In the end you're either a polish gal or a lacquer gal. Nail polish is a varnish to make them shiny (think Essie) and nail lacquer is a solution and is thicker in comparison. OPI is the latter. So if you love the languid feel of the gliding brush, OPI is for you. But beware- lacquer takes longer to dry. Give it an hour before you play hard and a good 4 hours to solidify, or horrors- the dreaded sheet marks. They have the market cornered with their inimitable range of colors and idiosyncratic names (personal fave: Nein! Nein! Nein! OK Fine!) and continue to impress with their technology. High end salons use it for a reason. OPI is the undisputed Grande Dame of polishes.
I cheat on perfectly talented hairdressers for no reason. But love means never having to say you’re sorry when you cut your bangs and don’t want a lecture but you’re embarrassed because there wasn’t even wine involved. So when John Frieda came back into my life, I squeed like a 14 year-old fangirl right there in the CVS hair aisle. See, John Frieda is the Guy Tang of my generation. And since I was growing out my timeless bob (code for mom cut) I decided to deepen my locks with John Fried Brilliant Brunette Visibly Deeper Conditioner because what mousy brunette wouldn’t want rich chocolate tones and brilliant shine? Plus it was safer than reaching for the orange handled scissors or answering the siren call of the Preference box. Coincidentally it was scrub shave and condition night so there’s that. With freshly smoothed skin and cleansed hair it was time to view the outcome of the first use. Result: My eye color popped. Second use: My brows popped. Third use: I may need a new lipstick shade. Looking for instant gratification? Wanting to feel rebellious? Hoping your husband will notice? Yes to all. John Frieda® Brilliant Brunette Visibly Deeper Colour Deepening Treatment
All hail L'Oréal Paris Elnett Satin Hairspray Strong Hold, the matriarch of hairsprays, the Grande Dame, The Queen Elizabeth, the haughty popular girl of hairsprays. The price made me pee my pants a little but I heard whispers that its obscure mystique caused beauty editors to don dark glasses and smuggle it back from Europe in the dark of night. After prepping and wanding my hair into somewhat pathetic beach waves I silently prayed to the perfectly coiffed woman on the can that her aerosol magic would indeed disappear at the stroke of the brush because I was already squinching my face in preparation for the tear inducing yank. Crackle and breakage crisis averted! I had visions of finally experiencing a good hair day in humid Florida. Noon- perfectly held tresses. Happy hour- model off duty vibe. That majestic gold can transformed my fine, limp main into a debutante ready to enter the society of really great hair. I bestowed a can to my 15 year-old currently in throes of teen hair angst and gave myself props for paying homage to the reigning hairspray legend.
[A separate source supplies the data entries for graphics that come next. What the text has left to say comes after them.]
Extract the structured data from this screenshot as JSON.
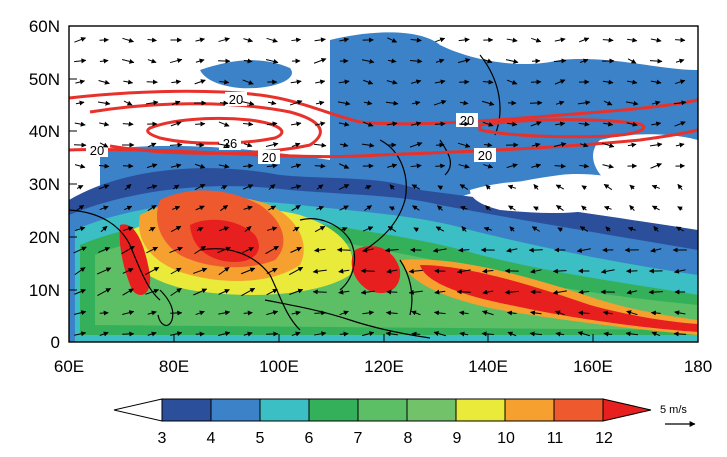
{
  "map": {
    "lat_ticks": [
      "60N",
      "50N",
      "40N",
      "30N",
      "20N",
      "10N",
      "0"
    ],
    "lon_ticks": [
      "60E",
      "80E",
      "100E",
      "120E",
      "140E",
      "160E",
      "180"
    ],
    "contour_labels": [
      "20",
      "26",
      "20",
      "20",
      "20",
      "20"
    ],
    "contour_color": "#e8312b"
  },
  "colorbar": {
    "labels": [
      "3",
      "4",
      "5",
      "6",
      "7",
      "8",
      "9",
      "10",
      "11",
      "12"
    ],
    "colors": [
      "#ffffff",
      "#2c4f9c",
      "#3b82c8",
      "#3bbec4",
      "#35b05a",
      "#5cbf66",
      "#72c26a",
      "#eaea3a",
      "#f6a030",
      "#ee5a2e",
      "#e81f1f"
    ]
  },
  "reference_vector": {
    "label": "5 m/s"
  }
}
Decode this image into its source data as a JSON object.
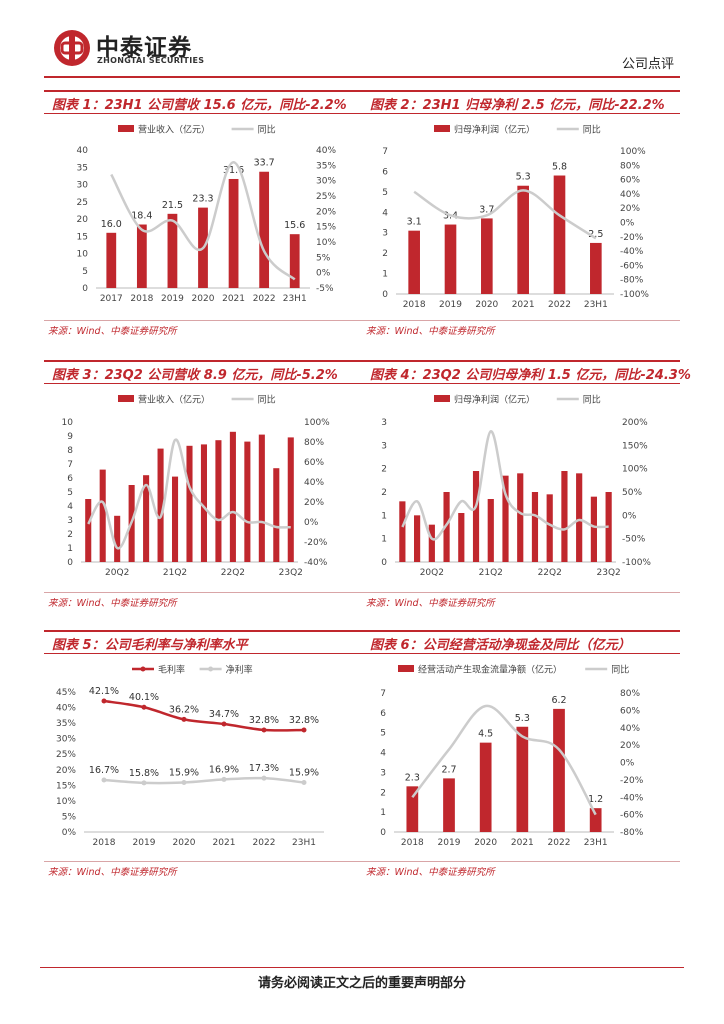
{
  "header": {
    "logo_cn": "中泰证券",
    "logo_en": "ZHONGTAI SECURITIES",
    "doc_type": "公司点评"
  },
  "footer": {
    "text": "请务必阅读正文之后的重要声明部分"
  },
  "colors": {
    "bar": "#c0272d",
    "line": "#cccccc",
    "title": "#c0272d"
  },
  "panels": [
    {
      "title": "图表 1：23H1 公司营收 15.6 亿元，同比-2.2%",
      "source": "来源：Wind、中泰证券研究所"
    },
    {
      "title": "图表 2：23H1 归母净利 2.5 亿元，同比-22.2%",
      "source": "来源：Wind、中泰证券研究所"
    },
    {
      "title": "图表 3：23Q2 公司营收 8.9 亿元，同比-5.2%",
      "source": "来源：Wind、中泰证券研究所"
    },
    {
      "title": "图表 4：23Q2 公司归母净利 1.5 亿元，同比-24.3%",
      "source": "来源：Wind、中泰证券研究所"
    },
    {
      "title": "图表 5：公司毛利率与净利率水平",
      "source": "来源：Wind、中泰证券研究所"
    },
    {
      "title": "图表 6：公司经营活动净现金及同比（亿元）",
      "source": "来源：Wind、中泰证券研究所"
    }
  ],
  "chart_data": [
    {
      "type": "bar+line",
      "legend": [
        "营业收入（亿元）",
        "同比"
      ],
      "categories": [
        "2017",
        "2018",
        "2019",
        "2020",
        "2021",
        "2022",
        "23H1"
      ],
      "bar_values": [
        16.0,
        18.4,
        21.5,
        23.3,
        31.6,
        33.7,
        15.6
      ],
      "bar_labels": [
        "16.0",
        "18.4",
        "21.5",
        "23.3",
        "31.6",
        "33.7",
        "15.6"
      ],
      "line_values": [
        32,
        14,
        17,
        8,
        36,
        7,
        -2.2
      ],
      "ylim": [
        0,
        40
      ],
      "y_ticks": [
        "0",
        "5",
        "10",
        "15",
        "20",
        "25",
        "30",
        "35",
        "40"
      ],
      "y2lim": [
        -5,
        40
      ],
      "y2_ticks": [
        "-5%",
        "0%",
        "5%",
        "10%",
        "15%",
        "20%",
        "25%",
        "30%",
        "35%",
        "40%"
      ]
    },
    {
      "type": "bar+line",
      "legend": [
        "归母净利润（亿元）",
        "同比"
      ],
      "categories": [
        "2018",
        "2019",
        "2020",
        "2021",
        "2022",
        "23H1"
      ],
      "bar_values": [
        3.1,
        3.4,
        3.7,
        5.3,
        5.8,
        2.5
      ],
      "bar_labels": [
        "3.1",
        "3.4",
        "3.7",
        "5.3",
        "5.8",
        "2.5"
      ],
      "line_values": [
        43,
        10,
        10,
        45,
        10,
        -22.2
      ],
      "ylim": [
        0,
        7
      ],
      "y_ticks": [
        "0",
        "1",
        "2",
        "3",
        "4",
        "5",
        "6",
        "7"
      ],
      "y2lim": [
        -100,
        100
      ],
      "y2_ticks": [
        "-100%",
        "-80%",
        "-60%",
        "-40%",
        "-20%",
        "0%",
        "20%",
        "40%",
        "60%",
        "80%",
        "100%"
      ]
    },
    {
      "type": "bar+line",
      "legend": [
        "营业收入（亿元）",
        "同比"
      ],
      "categories": [
        "",
        "",
        "20Q2",
        "",
        "",
        "",
        "21Q2",
        "",
        "",
        "",
        "22Q2",
        "",
        "",
        "",
        "23Q2"
      ],
      "bar_values": [
        4.5,
        6.6,
        3.3,
        5.5,
        6.2,
        8.1,
        6.1,
        8.3,
        8.4,
        8.7,
        9.3,
        8.6,
        9.1,
        6.7,
        8.9
      ],
      "line_values": [
        -2,
        20,
        -26,
        0,
        37,
        5,
        82,
        35,
        15,
        2,
        10,
        0,
        0,
        -5,
        -5.2
      ],
      "ylim": [
        0,
        10
      ],
      "y_ticks": [
        "0",
        "1",
        "2",
        "3",
        "4",
        "5",
        "6",
        "7",
        "8",
        "9",
        "10"
      ],
      "y2lim": [
        -40,
        100
      ],
      "y2_ticks": [
        "-40%",
        "-20%",
        "0%",
        "20%",
        "40%",
        "60%",
        "80%",
        "100%"
      ]
    },
    {
      "type": "bar+line",
      "legend": [
        "归母净利润（亿元）",
        "同比"
      ],
      "categories": [
        "",
        "",
        "20Q2",
        "",
        "",
        "",
        "21Q2",
        "",
        "",
        "",
        "22Q2",
        "",
        "",
        "",
        "23Q2"
      ],
      "bar_values": [
        1.3,
        1.0,
        0.8,
        1.5,
        1.05,
        1.95,
        1.35,
        1.85,
        1.9,
        1.5,
        1.45,
        1.95,
        1.9,
        1.4,
        1.5
      ],
      "line_values": [
        -25,
        30,
        -50,
        -20,
        30,
        20,
        180,
        45,
        5,
        0,
        -20,
        -30,
        -10,
        -24,
        -24.3
      ],
      "ylim": [
        0,
        3
      ],
      "y_ticks": [
        "0",
        "1",
        "1",
        "2",
        "2",
        "3",
        "3"
      ],
      "y2lim": [
        -100,
        200
      ],
      "y2_ticks": [
        "-100%",
        "-50%",
        "0%",
        "50%",
        "100%",
        "150%",
        "200%"
      ]
    },
    {
      "type": "line",
      "legend": [
        "毛利率",
        "净利率"
      ],
      "categories": [
        "2018",
        "2019",
        "2020",
        "2021",
        "2022",
        "23H1"
      ],
      "series": [
        {
          "name": "毛利率",
          "values": [
            42.1,
            40.1,
            36.2,
            34.7,
            32.8,
            32.8
          ],
          "labels": [
            "42.1%",
            "40.1%",
            "36.2%",
            "34.7%",
            "32.8%",
            "32.8%"
          ]
        },
        {
          "name": "净利率",
          "values": [
            16.7,
            15.8,
            15.9,
            16.9,
            17.3,
            15.9
          ],
          "labels": [
            "16.7%",
            "15.8%",
            "15.9%",
            "16.9%",
            "17.3%",
            "15.9%"
          ]
        }
      ],
      "ylim": [
        0,
        45
      ],
      "y_ticks": [
        "0%",
        "5%",
        "10%",
        "15%",
        "20%",
        "25%",
        "30%",
        "35%",
        "40%",
        "45%"
      ]
    },
    {
      "type": "bar+line",
      "legend": [
        "经营活动产生现金流量净额（亿元）",
        "同比"
      ],
      "categories": [
        "2018",
        "2019",
        "2020",
        "2021",
        "2022",
        "23H1"
      ],
      "bar_values": [
        2.3,
        2.7,
        4.5,
        5.3,
        6.2,
        1.2
      ],
      "bar_labels": [
        "2.3",
        "2.7",
        "4.5",
        "5.3",
        "6.2",
        "1.2"
      ],
      "line_values": [
        -40,
        15,
        65,
        30,
        15,
        -60
      ],
      "ylim": [
        0,
        7
      ],
      "y_ticks": [
        "0",
        "1",
        "2",
        "3",
        "4",
        "5",
        "6",
        "7"
      ],
      "y2lim": [
        -80,
        80
      ],
      "y2_ticks": [
        "-80%",
        "-60%",
        "-40%",
        "-20%",
        "0%",
        "20%",
        "40%",
        "60%",
        "80%"
      ]
    }
  ]
}
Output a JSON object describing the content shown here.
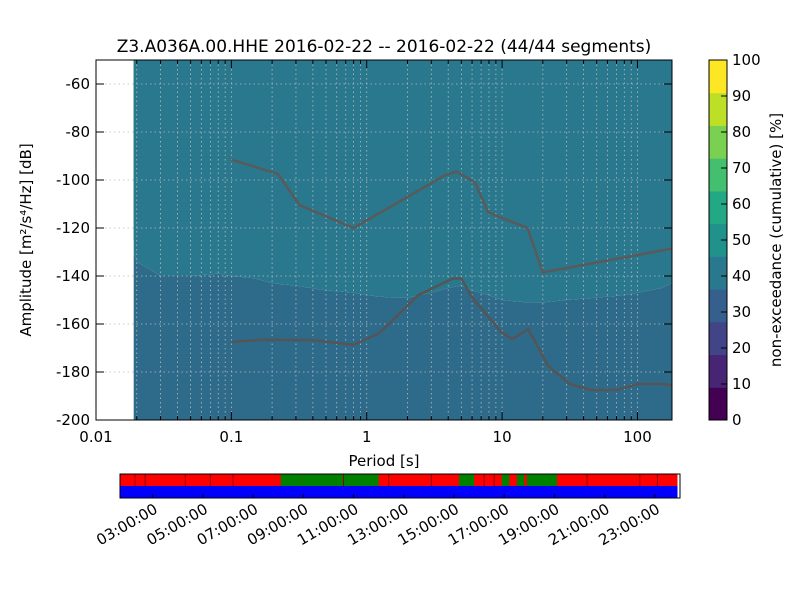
{
  "title": "Z3.A036A.00.HHE   2016-02-22 -- 2016-02-22  (44/44 segments)",
  "colors": {
    "nhnm": "#5a5a5a",
    "nlnm": "#555555",
    "gap": "#ff0000",
    "data_present": "#008000",
    "covered": "#0000ff",
    "plot_bg": "#ffffff"
  },
  "chart_data": [
    {
      "type": "heatmap",
      "title": "Z3.A036A.00.HHE   2016-02-22 -- 2016-02-22  (44/44 segments)",
      "xlabel": "Period [s]",
      "ylabel": "Amplitude [m²/s⁴/Hz] [dB]",
      "x_scale": "log",
      "xlim": [
        0.01,
        180
      ],
      "ylim": [
        -200,
        -50
      ],
      "x_tick_labels": [
        "0.01",
        "0.1",
        "1",
        "10",
        "100"
      ],
      "y_tick_labels": [
        "-60",
        "-80",
        "-100",
        "-120",
        "-140",
        "-160",
        "-180",
        "-200"
      ],
      "grid": true,
      "data_period_range": [
        0.019,
        180
      ],
      "psd_bands": {
        "description": "dB level at which cumulative non-exceedance reaches the given percent, per period",
        "period": [
          0.019,
          0.02,
          0.03,
          0.05,
          0.08,
          0.1,
          0.15,
          0.2,
          0.3,
          0.5,
          0.8,
          1,
          1.5,
          2,
          3,
          4,
          5,
          6,
          8,
          10,
          15,
          20,
          30,
          50,
          80,
          100,
          150,
          180
        ],
        "levels": [
          {
            "pct": 100,
            "db": [
              -104,
              -107,
              -117,
              -120,
              -117,
              -118,
              -120,
              -123,
              -127,
              -132,
              -137,
              -140,
              -141,
              -142,
              -138,
              -133,
              -129,
              -130,
              -133,
              -136,
              -138,
              -139,
              -138,
              -137,
              -135,
              -134,
              -131,
              -129
            ]
          },
          {
            "pct": 90,
            "db": [
              -112,
              -116,
              -121,
              -123,
              -122,
              -123,
              -125,
              -128,
              -131,
              -136,
              -140,
              -142,
              -143,
              -143,
              -139,
              -134,
              -131,
              -133,
              -137,
              -139,
              -140,
              -140,
              -140,
              -139,
              -137,
              -136,
              -134,
              -132
            ]
          },
          {
            "pct": 75,
            "db": [
              -118,
              -121,
              -126,
              -128,
              -127,
              -128,
              -130,
              -133,
              -135,
              -139,
              -142,
              -144,
              -145,
              -145,
              -141,
              -136,
              -134,
              -136,
              -140,
              -143,
              -144,
              -145,
              -144,
              -143,
              -141,
              -140,
              -138,
              -136
            ]
          },
          {
            "pct": 60,
            "db": [
              -125,
              -128,
              -133,
              -134,
              -133,
              -134,
              -136,
              -138,
              -140,
              -143,
              -145,
              -146,
              -147,
              -147,
              -144,
              -140,
              -138,
              -140,
              -144,
              -147,
              -148,
              -148,
              -147,
              -146,
              -144,
              -143,
              -141,
              -139
            ]
          },
          {
            "pct": 45,
            "db": [
              -130,
              -134,
              -140,
              -140,
              -139,
              -140,
              -141,
              -143,
              -144,
              -146,
              -147,
              -148,
              -149,
              -149,
              -147,
              -145,
              -144,
              -146,
              -148,
              -150,
              -151,
              -151,
              -150,
              -149,
              -148,
              -147,
              -145,
              -143
            ]
          }
        ]
      },
      "reference_curves": [
        {
          "label": "",
          "period": [
            0.1,
            0.22,
            0.32,
            0.8,
            3.8,
            4.6,
            6.3,
            7.9,
            15.4,
            20,
            180
          ],
          "db": [
            -91.5,
            -97.4,
            -110.5,
            -120.0,
            -98.0,
            -96.5,
            -101.0,
            -113.5,
            -120.0,
            -138.5,
            -128.6
          ]
        },
        {
          "label": "",
          "period": [
            0.1,
            0.17,
            0.4,
            0.8,
            1.24,
            2.4,
            4.3,
            5.0,
            6.0,
            10.0,
            12.0,
            15.6,
            21.9,
            31.6,
            45.0,
            70.0,
            101.0,
            154.0,
            180
          ],
          "db": [
            -167.5,
            -166.6,
            -166.7,
            -168.7,
            -163.8,
            -148.0,
            -141.1,
            -141.0,
            -149.0,
            -163.8,
            -166.2,
            -162.1,
            -177.5,
            -185.0,
            -187.5,
            -187.5,
            -185.0,
            -185.0,
            -185.5
          ]
        }
      ]
    },
    {
      "type": "colorbar",
      "label": "non-exceedance (cumulative) [%]",
      "range": [
        0,
        100
      ],
      "tick_labels": [
        "0",
        "10",
        "20",
        "30",
        "40",
        "50",
        "60",
        "70",
        "80",
        "90",
        "100"
      ],
      "colormap": [
        "#440154",
        "#482475",
        "#414487",
        "#355f8d",
        "#2a788e",
        "#21918c",
        "#22a884",
        "#44bf70",
        "#7ad151",
        "#bddf26",
        "#fde725"
      ]
    },
    {
      "type": "bar",
      "description": "data coverage timeline",
      "x_tick_labels": [
        "03:00:00",
        "05:00:00",
        "07:00:00",
        "09:00:00",
        "11:00:00",
        "13:00:00",
        "15:00:00",
        "17:00:00",
        "19:00:00",
        "21:00:00",
        "23:00:00"
      ],
      "x_range_hours": [
        1.7,
        24.0
      ],
      "covered_interval_hours": [
        1.7,
        23.9
      ],
      "present_data_segments_hours": [
        [
          8.1,
          9.0
        ],
        [
          9.0,
          10.0
        ],
        [
          10.0,
          11.0
        ],
        [
          11.0,
          12.0
        ],
        [
          15.2,
          15.8
        ],
        [
          16.9,
          17.2
        ],
        [
          17.5,
          17.8
        ],
        [
          17.9,
          19.1
        ]
      ],
      "gap_markers_hours": [
        2.3,
        2.7,
        4.3,
        5.3,
        6.2,
        10.6,
        12.4,
        14.1,
        16.2,
        16.6,
        20.3,
        22.4,
        23.1
      ]
    }
  ]
}
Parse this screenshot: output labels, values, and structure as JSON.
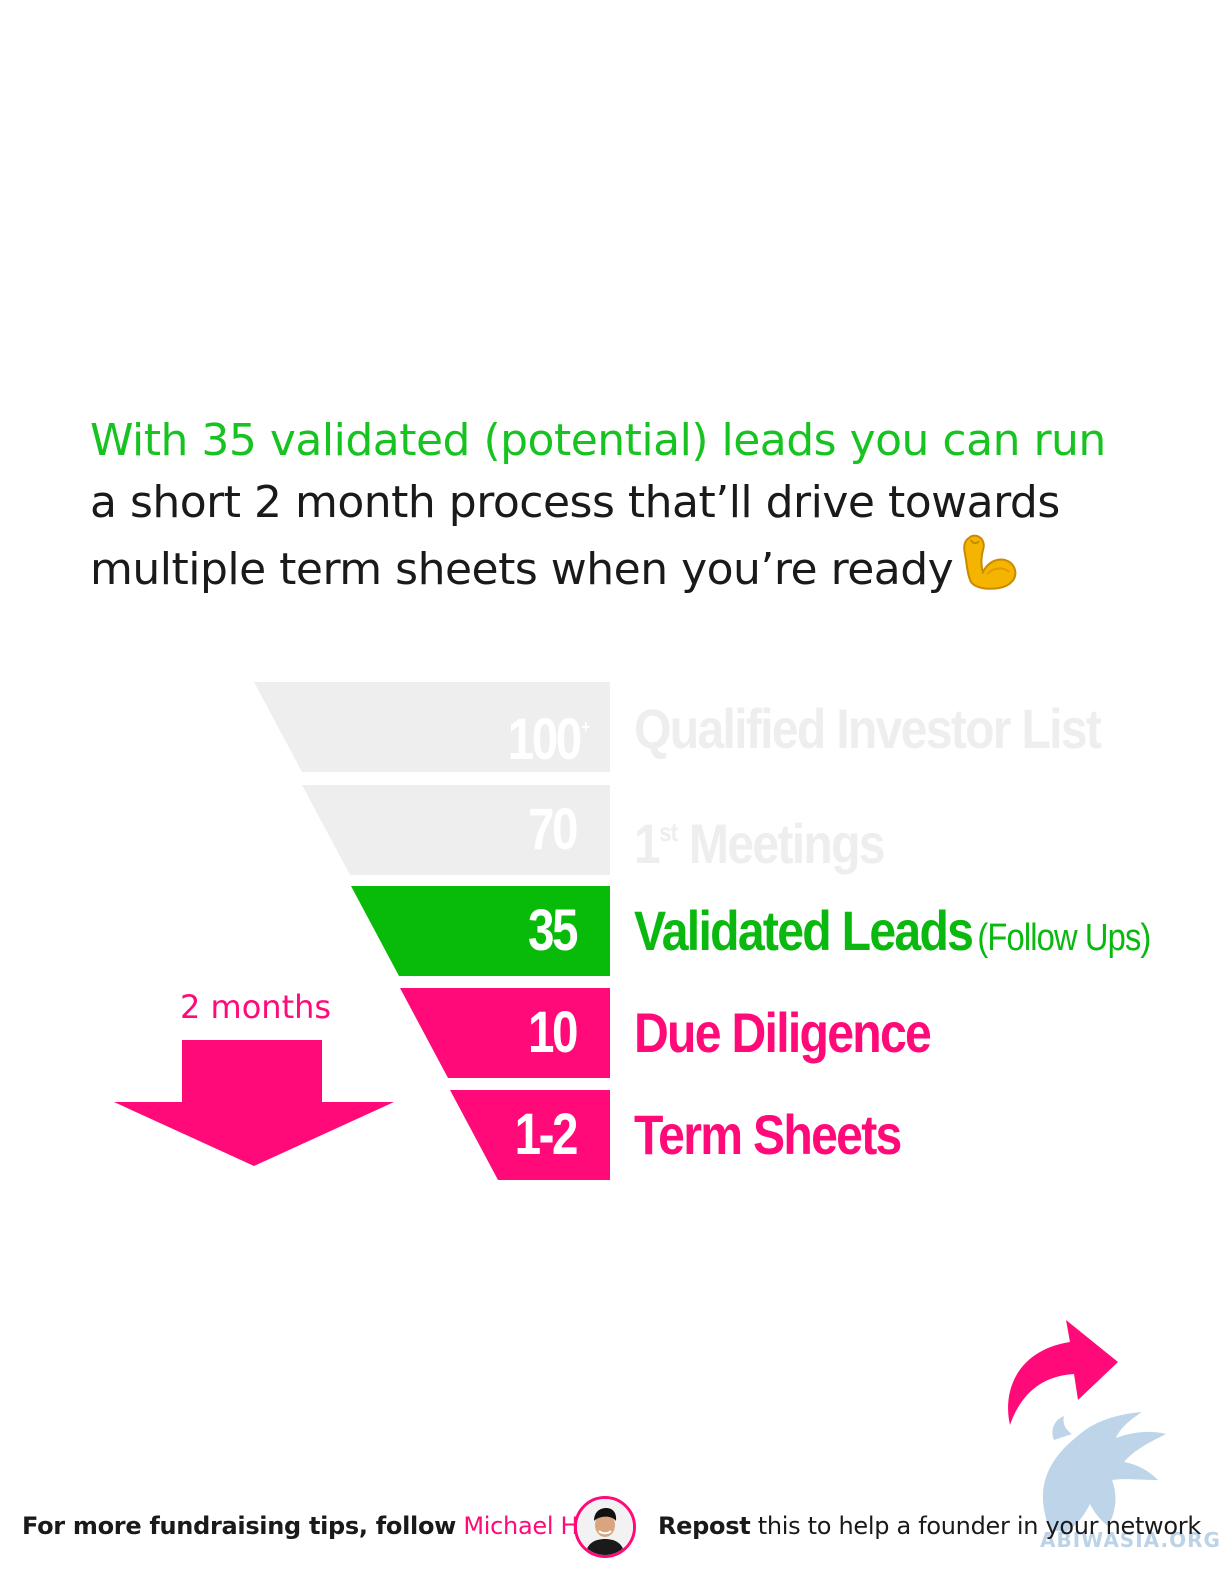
{
  "heading": {
    "line1": "With 35 validated (potential) leads you can run",
    "line2": "a short 2 month process that’ll drive towards",
    "line3": "multiple term sheets when you’re ready"
  },
  "emoji": {
    "icon": "flexed-biceps-icon"
  },
  "funnel": {
    "stages": [
      {
        "value": "100",
        "value_suffix": "+",
        "label": "Qualified Investor List",
        "label_suffix": "",
        "label_note": "",
        "color": "#eeeeee",
        "state": "faded"
      },
      {
        "value": "70",
        "value_suffix": "",
        "label": "1",
        "label_suffix": "st",
        "label_tail": " Meetings",
        "label_note": "",
        "color": "#eeeeee",
        "state": "faded"
      },
      {
        "value": "35",
        "value_suffix": "",
        "label": "Validated Leads",
        "label_suffix": "",
        "label_note": "(Follow Ups)",
        "color": "#08bb08",
        "state": "highlight"
      },
      {
        "value": "10",
        "value_suffix": "",
        "label": "Due Diligence",
        "label_suffix": "",
        "label_note": "",
        "color": "#ff0a78",
        "state": "active"
      },
      {
        "value": "1-2",
        "value_suffix": "",
        "label": "Term Sheets",
        "label_suffix": "",
        "label_note": "",
        "color": "#ff0a78",
        "state": "active"
      }
    ]
  },
  "duration": {
    "label": "2 months",
    "icon": "down-arrow-icon",
    "color": "#ff0a78"
  },
  "footer": {
    "follow_prefix": "For more fundraising tips, follow",
    "author": "Michael Ho",
    "repost_word": "Repost",
    "repost_rest": "this to help a founder in your network",
    "avatar_icon": "avatar",
    "share_icon": "share-arrow-icon"
  },
  "watermark": {
    "text": "ABIWASIA.ORG",
    "icon": "griffin-logo-icon"
  },
  "colors": {
    "green": "#17c320",
    "pink": "#ff0a78",
    "faded": "#eeeeee"
  }
}
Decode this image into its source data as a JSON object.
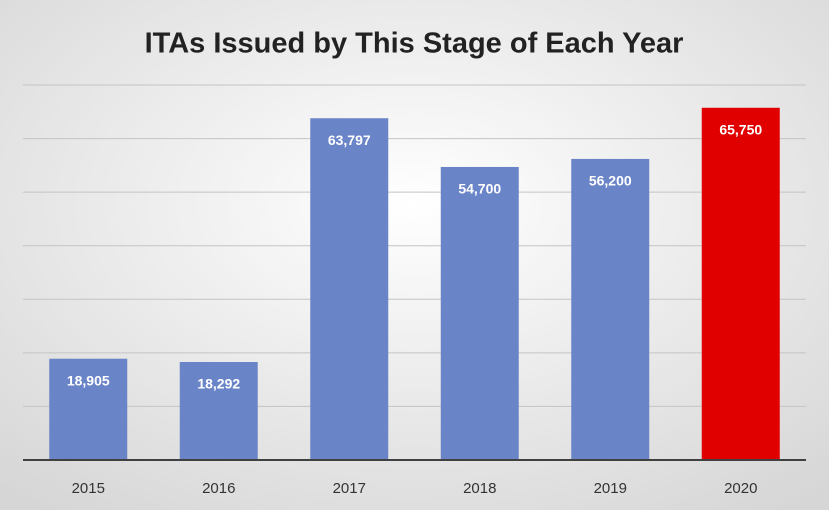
{
  "chart_data": {
    "type": "bar",
    "title": "ITAs Issued by This Stage of Each Year",
    "categories": [
      "2015",
      "2016",
      "2017",
      "2018",
      "2019",
      "2020"
    ],
    "values": [
      18905,
      18292,
      63797,
      54700,
      56200,
      65750
    ],
    "value_labels": [
      "18,905",
      "18,292",
      "63,797",
      "54,700",
      "56,200",
      "65,750"
    ],
    "colors": [
      "#6a84c8",
      "#6a84c8",
      "#6a84c8",
      "#6a84c8",
      "#6a84c8",
      "#e00000"
    ],
    "ylim": [
      0,
      70000
    ],
    "yticks": [
      0,
      10000,
      20000,
      30000,
      40000,
      50000,
      60000,
      70000
    ],
    "grid": true
  }
}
In my childhood you were either a Crest kid or a Colgate kid. There were no other choices. For your cleaning the dentist had Batman Orange or Robin Cherry. There were no whiteners, flavors, breath fresheners, or tartar crushers. So except for a brief fling with Close-Up Cinnamon in the 80s I was a committed, monogamous Colgate gal. So imagine my feeling of betrayal when my connubial Crest husband came home with a 4-pack of Arm & Hammer Truly Radiant Toothpaste. It was Switzerland, he said, a neutral compromise. Arm & Hammer, I said. That’s what I use to deodorize the fridge and the litter box. And the man wanted me to put it in my mouth. Could a cake ingredient clean and whiten my teeth? Could I end a 45-year boring but comfortable toothpaste relationship? I had to admit the salty-savory taste and the compoundish gritty texture were compelling, and I felt a bit rebellious. Yes, queen, yes. It was love at first brush. This was not a one-tube affair. It was giving me feels I needed- a rock-n-roll experience, polished teeth and a whitened enamel I hadn’t seen in years. If you’re in a dentine rut, do yourself a huge and cheat on your current tube. Enjoy the rush.
Bain de Soleil tans and beauty pageant hair were customary in the excessively decadent 80s, so naturally sensationally dramatic makeup was standard. And while I've given up Aqua Net mall hair and Dynasty episode shoulder pads, I still proudly display a historically accurate face. So a pretty dang tenacious cleanser is necessary to cut through my carefully curated layers - they are anything but pure and simple. In 30 seconds my 20-minute morning ritual melts into an ochre tinted liquescent swirl. It’s strangely therapeutic to watch. Then I am 1992 waify naked faced, and as a free bonus raccoon eye mascara is expunged. No double cleansing, no skin-ripping toner step, no wiping off hairline residue on the white hand towel. Just a clean, purified, supple canvas. Which is mandatory when you to aspire to look like OG Alexis Carrington. Oh- and if you have the patience of Krystle, treat yourself to a couple moments just.inhaling.the.scent.